Referring back to maintaining professional boundaries guidance, the GMC identifies that, “Social media creates risks, particularly where social and professional boundaries become unclear.”

But, again, everything outside of one’s own front door creates some kind of risk; that’s no reason never to leave the house.  Note, too, that the GMC in this line is concerned about the risk to the reputation of the medical profession – which seems to me to be minimal, and not obviously the most important consideration anyway.  That aside, the fact that the GMC says something isn’t – surely – the last word.  There’s more to ethics – hell, there’s more to professional ethics – than just taking your governing body’s word for it.

Kumar admits that “[a] blanket ban on apps would likely be more detrimental than beneficial to the profession, especially in a time where we face challenges in recruitment.”  This is undoubtedly true, because there’d be no benefit to the profession, and a profession is nothing without the professionals that profess it.  But the penultimate line is puzzling:

The risks of dating apps and social media are true for the general public as they are for doctor.
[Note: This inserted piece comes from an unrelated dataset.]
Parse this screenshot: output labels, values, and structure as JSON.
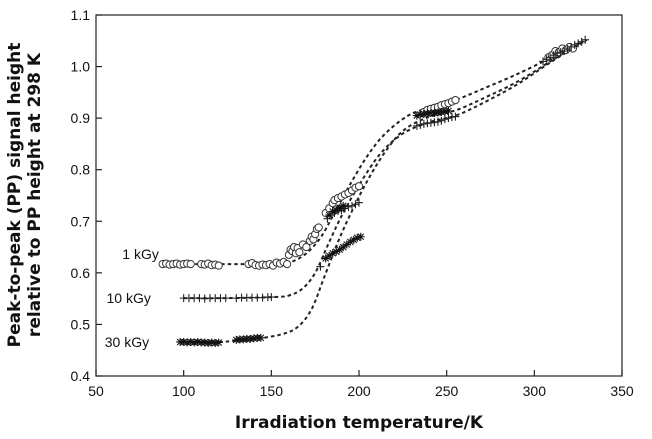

Again, this is probably true – minimal though those risks are – but it gives the game away.  If the problems that dating apps generate hold for the public as well, then it’s not at all obvious why there has to be professional guidance specifically about them.

There is nothing particularly special about dating apps.  There is nothing particularly special about doctors.  A doctor who offered medical advice via Tinder, or who talked about specific and identifiable patients there, would be behaving unprofessionally.  But that it’s on Tinder is not the important bit; and the same basic point would apply to lawyers, accountants, or anyone else.  There is no need for special attention to be paid to dating apps, any more than there’s a need for special attention to be paid to nightclubs or trains.

If you leave your house, you will encounter strangers.  If you use almost any form of social media, you will encounter strangers.  The rules that apply to leaving the house apply to social media, including dating apps.  And it really doesn’t matter what your job is.

It’s not difficult, and it’s certainly not a problem for professional codes of ethics.